There is a Media Cleanup Menu within the Media Management Menu, within the System menu, which will show the sizes of any files remaining in various projects’ trash folders, to help in deciding what files, if any, to permanently delete.
The HD-P2 can get power from 8 AA batteries, or from the provided power cord, or, uniquely, the firewire connection, which is handy if one needs to move files and batteries are dead. Alkaline AA batteries give 5-6 hours of operation with phantom power off, only a bit less with it on. Rechargeable batteries tend to give more like 3 hours of continuous record time, but are recommended, because those 8 batteries start to add up. The power cord does not recharge the batteries in the recorder, they must be charged in their own charger. Conveniently, when power reaches a low level, the unit saves and closes files and then shuts down.
Transferring audio from the recorder to a computer is done via a firewire connection, which is significantly faster than USB1, used by some recorders. In order to connect the recorder to the computer, the HD-P2 must be set to Firewire Dock Mode, accessible through the main menu. All Macintosh computers are equipped with firewire interfaces, but not all Windows computers are. If you’re using a computer without a firewire interface, simply remove the CF card from the recorder and use an external card reader, available for low-cost from computer-supply stores. In our tests, the firewire connection transferred a 1 gigabyte file in approximately 6 minutes. An external USB2 card reader moved that same data a little bit faster, but not significantly. (Transfer speed will be affected by the type of card used, and by the type of connection.)
The Tascam HD-P2 is placed solidly between the low-cost, small flash recorders, and the expensive pro recorders from companies such as Sound Devices, Nagra and Deva. Its sound quality, durability and ergonomics are not quite as impressive as the Sound Devices 700 series, but it costs about half as much as their least-expensive unit. The sound quality is quite good, but for those wanting to hot-rod the recorder a bit, modified units are available from Oade Brothers, with various upgrades to the input electronics.
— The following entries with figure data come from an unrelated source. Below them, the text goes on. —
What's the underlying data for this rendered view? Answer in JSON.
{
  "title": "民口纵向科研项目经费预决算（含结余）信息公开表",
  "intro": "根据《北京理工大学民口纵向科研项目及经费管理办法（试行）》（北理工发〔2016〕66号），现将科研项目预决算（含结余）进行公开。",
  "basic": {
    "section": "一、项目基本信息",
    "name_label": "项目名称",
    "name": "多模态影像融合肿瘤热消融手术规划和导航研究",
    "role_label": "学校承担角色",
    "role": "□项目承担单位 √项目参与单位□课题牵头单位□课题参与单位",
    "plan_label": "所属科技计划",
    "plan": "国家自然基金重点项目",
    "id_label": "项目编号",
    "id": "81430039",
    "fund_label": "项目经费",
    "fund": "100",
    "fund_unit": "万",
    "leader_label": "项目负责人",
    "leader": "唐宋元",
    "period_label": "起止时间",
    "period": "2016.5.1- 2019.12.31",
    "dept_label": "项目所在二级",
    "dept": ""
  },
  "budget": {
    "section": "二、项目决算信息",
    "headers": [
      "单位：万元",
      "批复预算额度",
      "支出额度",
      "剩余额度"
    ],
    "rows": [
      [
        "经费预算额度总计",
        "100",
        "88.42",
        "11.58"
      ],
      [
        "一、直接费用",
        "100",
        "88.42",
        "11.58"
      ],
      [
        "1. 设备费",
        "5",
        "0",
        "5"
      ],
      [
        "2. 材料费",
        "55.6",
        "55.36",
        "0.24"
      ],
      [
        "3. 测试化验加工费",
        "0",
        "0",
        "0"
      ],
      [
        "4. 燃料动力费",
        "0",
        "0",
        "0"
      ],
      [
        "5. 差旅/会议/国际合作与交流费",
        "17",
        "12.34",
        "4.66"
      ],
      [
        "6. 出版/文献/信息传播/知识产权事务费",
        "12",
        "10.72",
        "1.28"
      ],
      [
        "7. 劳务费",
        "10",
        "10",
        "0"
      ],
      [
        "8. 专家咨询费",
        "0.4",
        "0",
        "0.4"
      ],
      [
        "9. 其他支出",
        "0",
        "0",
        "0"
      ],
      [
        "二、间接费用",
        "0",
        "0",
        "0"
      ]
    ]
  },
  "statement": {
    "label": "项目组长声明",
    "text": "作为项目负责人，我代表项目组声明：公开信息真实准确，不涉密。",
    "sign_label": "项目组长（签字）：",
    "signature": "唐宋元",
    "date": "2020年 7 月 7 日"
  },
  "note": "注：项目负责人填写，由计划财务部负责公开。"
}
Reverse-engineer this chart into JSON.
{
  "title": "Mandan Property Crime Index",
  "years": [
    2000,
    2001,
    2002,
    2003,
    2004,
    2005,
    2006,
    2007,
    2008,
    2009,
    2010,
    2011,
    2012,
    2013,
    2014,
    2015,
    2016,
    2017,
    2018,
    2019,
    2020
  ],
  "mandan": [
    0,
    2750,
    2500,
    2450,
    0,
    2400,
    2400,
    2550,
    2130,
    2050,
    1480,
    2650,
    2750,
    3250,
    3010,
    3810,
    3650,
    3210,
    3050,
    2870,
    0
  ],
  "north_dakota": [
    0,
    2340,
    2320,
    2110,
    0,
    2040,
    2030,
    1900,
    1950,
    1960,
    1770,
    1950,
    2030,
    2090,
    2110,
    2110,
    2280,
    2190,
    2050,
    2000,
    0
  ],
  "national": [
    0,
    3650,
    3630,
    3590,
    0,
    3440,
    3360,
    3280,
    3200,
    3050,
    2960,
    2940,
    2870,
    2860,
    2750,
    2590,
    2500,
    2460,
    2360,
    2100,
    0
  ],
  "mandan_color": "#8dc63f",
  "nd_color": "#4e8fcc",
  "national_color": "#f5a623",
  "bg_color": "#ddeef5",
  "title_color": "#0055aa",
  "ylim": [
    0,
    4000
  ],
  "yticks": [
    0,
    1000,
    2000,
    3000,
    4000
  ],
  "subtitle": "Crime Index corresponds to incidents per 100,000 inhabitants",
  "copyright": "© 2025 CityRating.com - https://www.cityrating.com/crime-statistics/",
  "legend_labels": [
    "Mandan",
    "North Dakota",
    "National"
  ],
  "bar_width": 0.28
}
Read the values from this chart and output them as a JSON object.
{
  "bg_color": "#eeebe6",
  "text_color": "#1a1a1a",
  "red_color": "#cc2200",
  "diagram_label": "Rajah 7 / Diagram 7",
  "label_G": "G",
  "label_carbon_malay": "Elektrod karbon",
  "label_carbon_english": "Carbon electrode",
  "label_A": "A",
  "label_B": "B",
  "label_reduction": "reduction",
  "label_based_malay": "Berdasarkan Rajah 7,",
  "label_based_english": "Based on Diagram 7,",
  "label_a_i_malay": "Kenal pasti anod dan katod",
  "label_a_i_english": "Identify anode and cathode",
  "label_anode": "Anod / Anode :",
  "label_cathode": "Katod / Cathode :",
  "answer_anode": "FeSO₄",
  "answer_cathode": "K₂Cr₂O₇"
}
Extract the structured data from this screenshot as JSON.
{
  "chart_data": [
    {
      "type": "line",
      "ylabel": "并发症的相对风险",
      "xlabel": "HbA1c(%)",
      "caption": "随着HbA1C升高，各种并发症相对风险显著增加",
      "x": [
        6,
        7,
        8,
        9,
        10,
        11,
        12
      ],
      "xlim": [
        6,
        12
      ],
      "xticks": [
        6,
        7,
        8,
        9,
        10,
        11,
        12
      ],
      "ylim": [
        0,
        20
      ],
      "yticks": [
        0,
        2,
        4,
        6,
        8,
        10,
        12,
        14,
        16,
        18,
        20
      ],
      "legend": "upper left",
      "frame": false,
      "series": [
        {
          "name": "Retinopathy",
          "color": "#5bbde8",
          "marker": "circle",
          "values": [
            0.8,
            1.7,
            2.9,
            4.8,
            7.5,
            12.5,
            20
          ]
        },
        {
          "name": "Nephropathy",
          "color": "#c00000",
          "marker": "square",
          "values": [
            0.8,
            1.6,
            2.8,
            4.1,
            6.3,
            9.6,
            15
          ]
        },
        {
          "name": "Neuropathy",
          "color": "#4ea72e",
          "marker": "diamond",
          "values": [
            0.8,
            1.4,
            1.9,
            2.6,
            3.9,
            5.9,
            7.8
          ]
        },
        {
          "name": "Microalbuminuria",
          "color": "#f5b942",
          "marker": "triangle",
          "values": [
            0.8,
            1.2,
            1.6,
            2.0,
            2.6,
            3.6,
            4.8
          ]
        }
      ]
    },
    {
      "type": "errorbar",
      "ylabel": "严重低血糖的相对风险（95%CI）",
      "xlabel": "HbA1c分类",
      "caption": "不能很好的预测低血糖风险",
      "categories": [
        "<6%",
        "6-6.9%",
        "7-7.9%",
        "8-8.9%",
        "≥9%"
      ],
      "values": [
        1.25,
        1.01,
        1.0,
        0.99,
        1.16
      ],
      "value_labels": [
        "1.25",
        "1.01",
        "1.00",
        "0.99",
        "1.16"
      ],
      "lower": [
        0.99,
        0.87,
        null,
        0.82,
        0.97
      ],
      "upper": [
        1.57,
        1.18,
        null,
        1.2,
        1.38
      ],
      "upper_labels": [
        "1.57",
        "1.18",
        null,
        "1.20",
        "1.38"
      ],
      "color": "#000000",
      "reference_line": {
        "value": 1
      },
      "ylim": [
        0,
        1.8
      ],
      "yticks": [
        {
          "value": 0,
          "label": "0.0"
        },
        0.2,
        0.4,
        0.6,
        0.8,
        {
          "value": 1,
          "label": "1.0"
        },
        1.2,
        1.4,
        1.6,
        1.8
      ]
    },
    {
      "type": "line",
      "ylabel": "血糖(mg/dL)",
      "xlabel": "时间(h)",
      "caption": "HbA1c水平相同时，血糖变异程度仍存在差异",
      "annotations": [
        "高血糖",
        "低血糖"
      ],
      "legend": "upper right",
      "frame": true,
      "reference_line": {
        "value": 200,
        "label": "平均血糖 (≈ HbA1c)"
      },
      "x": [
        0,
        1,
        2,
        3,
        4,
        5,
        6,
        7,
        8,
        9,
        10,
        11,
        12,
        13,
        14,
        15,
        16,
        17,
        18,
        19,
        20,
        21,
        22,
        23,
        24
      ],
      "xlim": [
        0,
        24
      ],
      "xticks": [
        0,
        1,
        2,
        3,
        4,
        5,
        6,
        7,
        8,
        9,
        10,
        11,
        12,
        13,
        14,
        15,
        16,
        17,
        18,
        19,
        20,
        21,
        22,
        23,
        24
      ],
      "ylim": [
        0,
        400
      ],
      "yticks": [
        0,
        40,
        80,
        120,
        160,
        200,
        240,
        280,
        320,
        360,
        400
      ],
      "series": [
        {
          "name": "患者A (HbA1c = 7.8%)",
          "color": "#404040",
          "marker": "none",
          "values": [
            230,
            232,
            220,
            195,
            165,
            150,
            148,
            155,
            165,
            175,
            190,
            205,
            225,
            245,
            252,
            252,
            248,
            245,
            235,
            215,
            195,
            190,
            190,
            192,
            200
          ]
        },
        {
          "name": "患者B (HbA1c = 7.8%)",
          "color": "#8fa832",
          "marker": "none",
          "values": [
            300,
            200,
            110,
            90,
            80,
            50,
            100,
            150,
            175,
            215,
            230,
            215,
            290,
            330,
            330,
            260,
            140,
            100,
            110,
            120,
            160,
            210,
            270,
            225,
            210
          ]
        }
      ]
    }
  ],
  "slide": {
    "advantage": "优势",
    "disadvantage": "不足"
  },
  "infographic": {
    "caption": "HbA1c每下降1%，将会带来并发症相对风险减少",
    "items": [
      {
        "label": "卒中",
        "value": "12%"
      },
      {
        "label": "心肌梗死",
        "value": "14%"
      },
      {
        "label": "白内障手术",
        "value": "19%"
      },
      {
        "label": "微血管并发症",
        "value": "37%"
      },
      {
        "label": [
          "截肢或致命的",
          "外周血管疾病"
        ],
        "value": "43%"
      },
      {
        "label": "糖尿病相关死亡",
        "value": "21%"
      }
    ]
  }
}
The case is plastic, so might not do too well in a serious drop, but there is an optional case available for about $50 that does a good job of protecting it from scuffs, and minor bumps, and keeps the various input and output jacks covered. A padded bag might be a good choice, but keep in mind that some important controls are on the top panel, and must remain accessible.
The size and price of this unit might make it unattractive to beginning recordists, but the sound quality is noticibly better than any of the small pocket-sized machines. Those needing clean mic preamps, high-resolution soundfiles, or timecode, should give the HD-P2 a look. The Sound Devices 700-series offer slightly better sound quality, metering and durability of build, but cost significantly more. The Tascam is only slightly larger than the Marantz 670 and 671, and a few hundred dollars more, but sounds significantly better than either of those recorders. The HD-P2 is a solid performer that gives great audio results, if the size doesn’t get in the way.